Cybersecurity

WH: Hackers accessed ‘sensitive’ data but nothing confidential

The White House on Wednesday acknowledged hackers had access to “sensitive” data during a breach in the fall but reiterated no confidential material was lifted, and the networks were never damaged.

Press secretary Josh Earnest also declined to confirm whether Russian hackers were behind the incident, as security experts widely believe.

A Tuesday report revealed that Russian hackers used a foothold in the State Department’s networks to infiltrate the White House in the fall, giving them a view of materials like President Obama’s private schedule.  

{mosads}“Certainly, there is sensitive information that is transmitted on the White House network, and that’s one of the reasons that we describe the activity that we saw on the network as concerning,” Earnest said during a Wednesday briefing.

But he insisted several times that “there was no damage” to the network as a result of the hackers rooting around for months.

Still, six months after the digital assault was made public, the White House has not fully restored all functionality.
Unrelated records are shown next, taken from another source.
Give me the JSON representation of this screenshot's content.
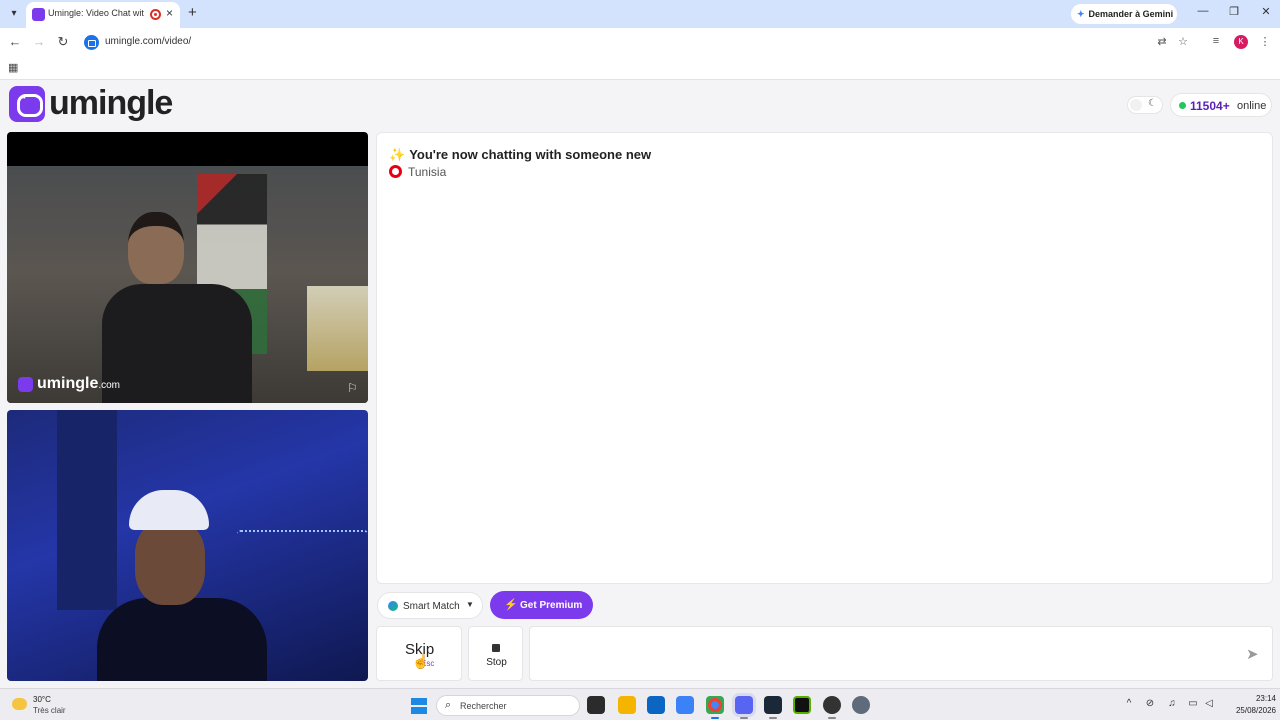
{
  "browser": {
    "tab_title": "Umingle: Video Chat with Strangers",
    "tab_close": "×",
    "new_tab": "+",
    "gemini_label": "Demander à Gemini",
    "url": "umingle.com/video/",
    "profile_initial": "K",
    "window_controls": {
      "minimize": "—",
      "maximize": "❐",
      "close": "✕"
    }
  },
  "header": {
    "logo_text": "umingle",
    "online_count": "11504+",
    "online_label": "online"
  },
  "remote_video": {
    "watermark_name": "umingle",
    "watermark_suffix": ".com"
  },
  "chat": {
    "status_message": "You're now chatting with someone new",
    "partner_country": "Tunisia"
  },
  "controls": {
    "smart_match_label": "Smart Match",
    "premium_label": "Get Premium",
    "skip_label": "Skip",
    "skip_hint": "Esc",
    "stop_label": "Stop",
    "message_placeholder": ""
  },
  "taskbar": {
    "weather_temp": "30°C",
    "weather_desc": "Très clair",
    "search_placeholder": "Rechercher",
    "time": "23:14",
    "date": "25/08/2026"
  },
  "colors": {
    "brand_purple": "#7c3aed",
    "online_green": "#22c55e",
    "online_count": "#5b21b6"
  }
}
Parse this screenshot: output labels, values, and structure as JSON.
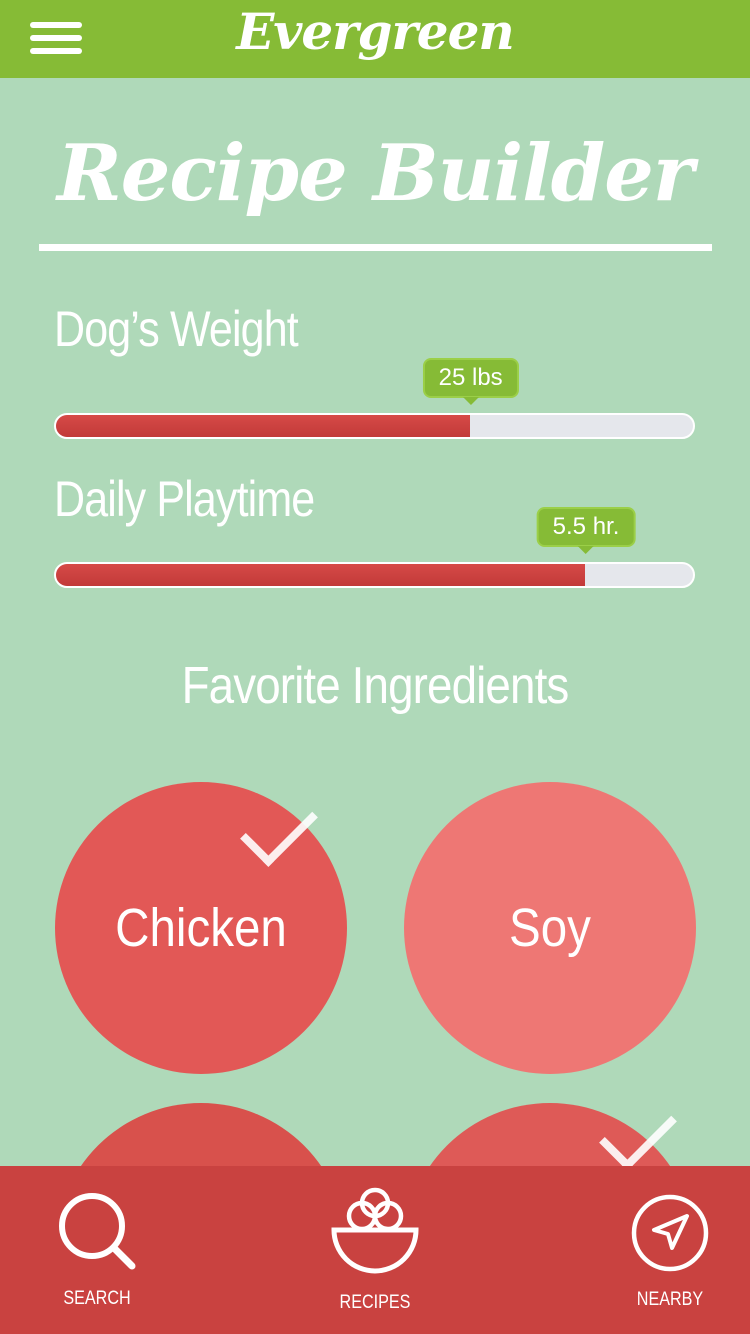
{
  "header": {
    "brand": "Evergreen",
    "menu_icon": "hamburger-menu-icon"
  },
  "title": "Recipe Builder",
  "sliders": [
    {
      "label": "Dog’s Weight",
      "value_text": "25 lbs",
      "fill_fraction": 0.65
    },
    {
      "label": "Daily Playtime",
      "value_text": "5.5 hr.",
      "fill_fraction": 0.83
    }
  ],
  "favorites": {
    "title": "Favorite Ingredients",
    "items": [
      {
        "label": "Chicken",
        "selected": true
      },
      {
        "label": "Soy",
        "selected": false
      },
      {
        "label": "",
        "selected": false
      },
      {
        "label": "",
        "selected": true
      }
    ]
  },
  "nav": {
    "items": [
      {
        "label": "SEARCH",
        "icon": "search-icon"
      },
      {
        "label": "RECIPES",
        "icon": "bowl-icon"
      },
      {
        "label": "NEARBY",
        "icon": "navigation-arrow-icon"
      }
    ]
  },
  "colors": {
    "background": "#afd9b9",
    "header": "#86bb36",
    "accent_red": "#c94240",
    "slider_fill": "#c23a39"
  }
}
“There were some, essentially, capabilities or functions that were changed on the system to try to mitigate the impact of this activity of concern, or this intrusion that we detected,” Earnest said, declining to give specifics. “The vast majority of those capabilities or those changes have been restored.”
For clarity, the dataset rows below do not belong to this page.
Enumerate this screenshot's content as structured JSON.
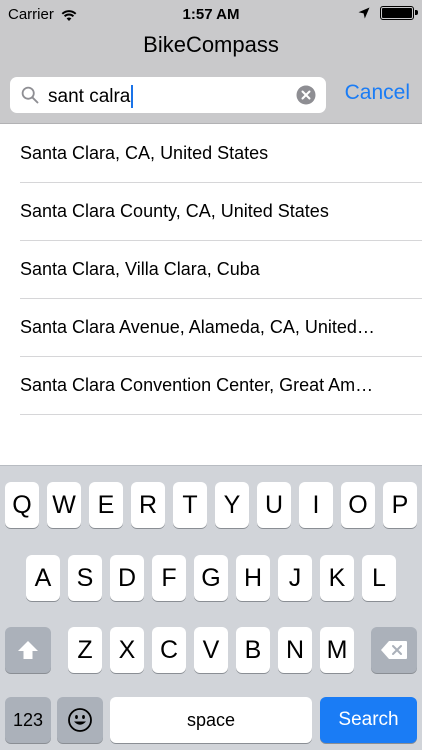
{
  "status_bar": {
    "carrier": "Carrier",
    "time": "1:57 AM",
    "icons": [
      "wifi-icon",
      "location-arrow-icon",
      "battery-icon"
    ]
  },
  "nav": {
    "title": "BikeCompass"
  },
  "search": {
    "value": "sant calra",
    "cancel_label": "Cancel",
    "icons": [
      "search-icon",
      "clear-icon"
    ]
  },
  "results": [
    {
      "label": "Santa Clara, CA, United States"
    },
    {
      "label": "Santa Clara County, CA, United States"
    },
    {
      "label": "Santa Clara, Villa Clara, Cuba"
    },
    {
      "label": "Santa Clara Avenue, Alameda, CA, United…"
    },
    {
      "label": "Santa Clara Convention Center, Great Am…"
    }
  ],
  "keyboard": {
    "row1": [
      "Q",
      "W",
      "E",
      "R",
      "T",
      "Y",
      "U",
      "I",
      "O",
      "P"
    ],
    "row2": [
      "A",
      "S",
      "D",
      "F",
      "G",
      "H",
      "J",
      "K",
      "L"
    ],
    "row3": [
      "Z",
      "X",
      "C",
      "V",
      "B",
      "N",
      "M"
    ],
    "numbers_label": "123",
    "space_label": "space",
    "search_label": "Search",
    "icons": [
      "shift-icon",
      "backspace-icon",
      "emoji-icon"
    ]
  },
  "colors": {
    "accent": "#1a7cf5",
    "bar_background": "#c9c9cb",
    "keyboard_background": "#d1d4d9"
  }
}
Several reporters pressed Earnest on whether the U.S. had tied the cyberattack to any country or specific hackers.

Based on technical evidence, security experts are united in their belief that Russia orchestrated the digital hit as both an act of espionage and to show the world it could penetrate the highest levels of the American government.

Earnest wouldn’t bite.

“Based on the amount of scrutiny that this has received by the White House and other national security agencies, I suspect that there are some well-developed theories about that, but I wouldn’t comment on that,” he said.
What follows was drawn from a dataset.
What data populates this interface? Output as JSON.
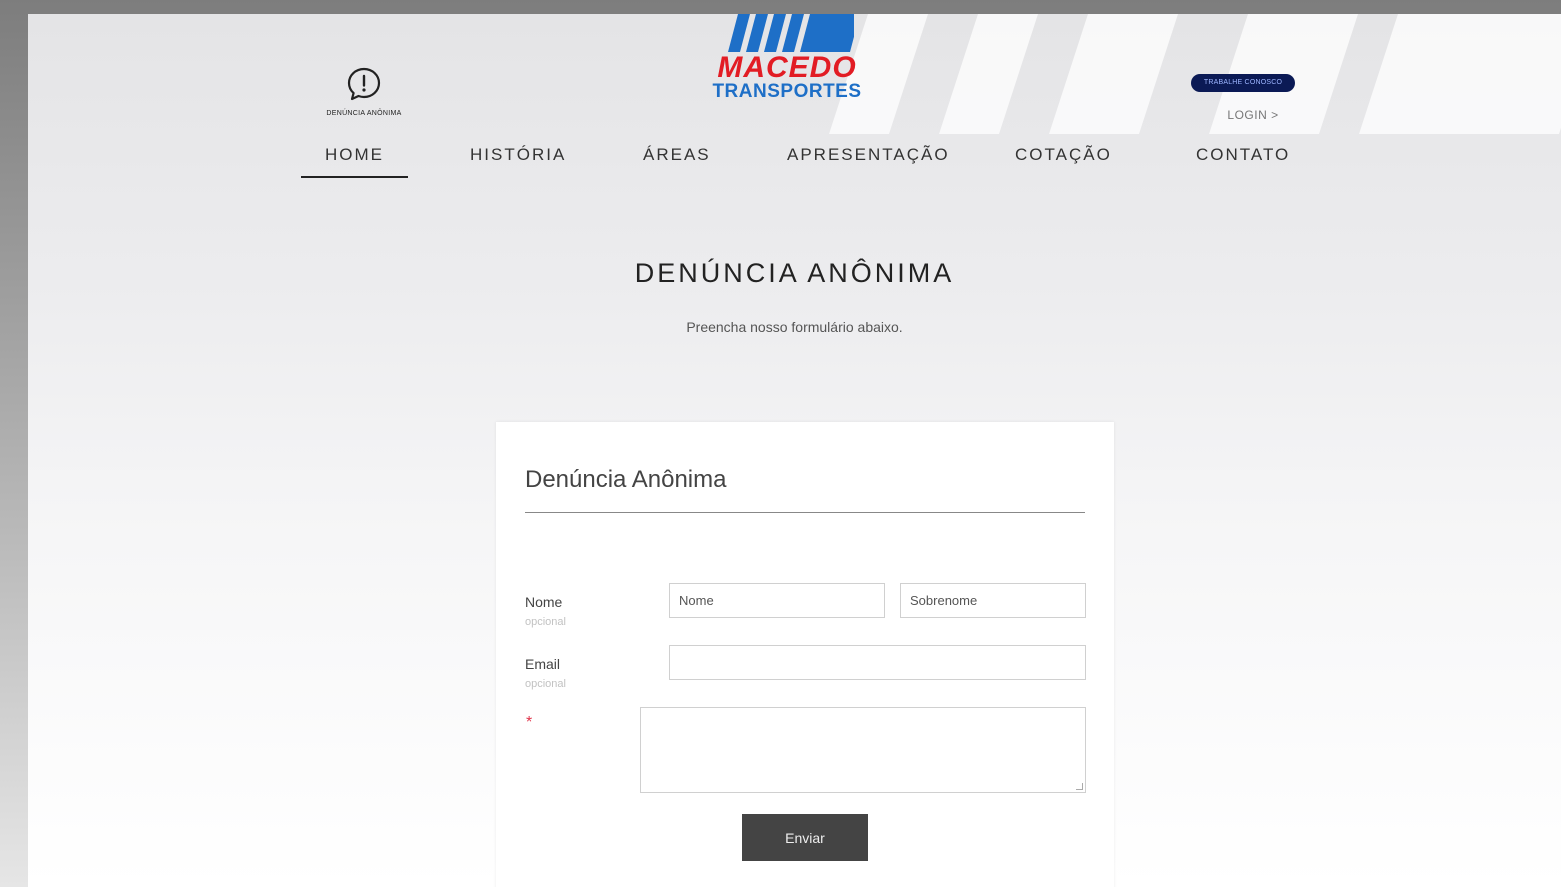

In December, following a massive cyberattack on Sony Pictures Entertainment that wiped the film studio’s computers, the FBI took the unprecedented step of naming North Korea as the hack’s instigator.

“In that case, the FBI made the determination that we could be more effective in holding the North Koreans accountable for the cyber vandalism that some North Korean groups perpetrated against Sony by naming them,” Earnest said.

Doing the same following the White House hack is “not in our best interests,” he added.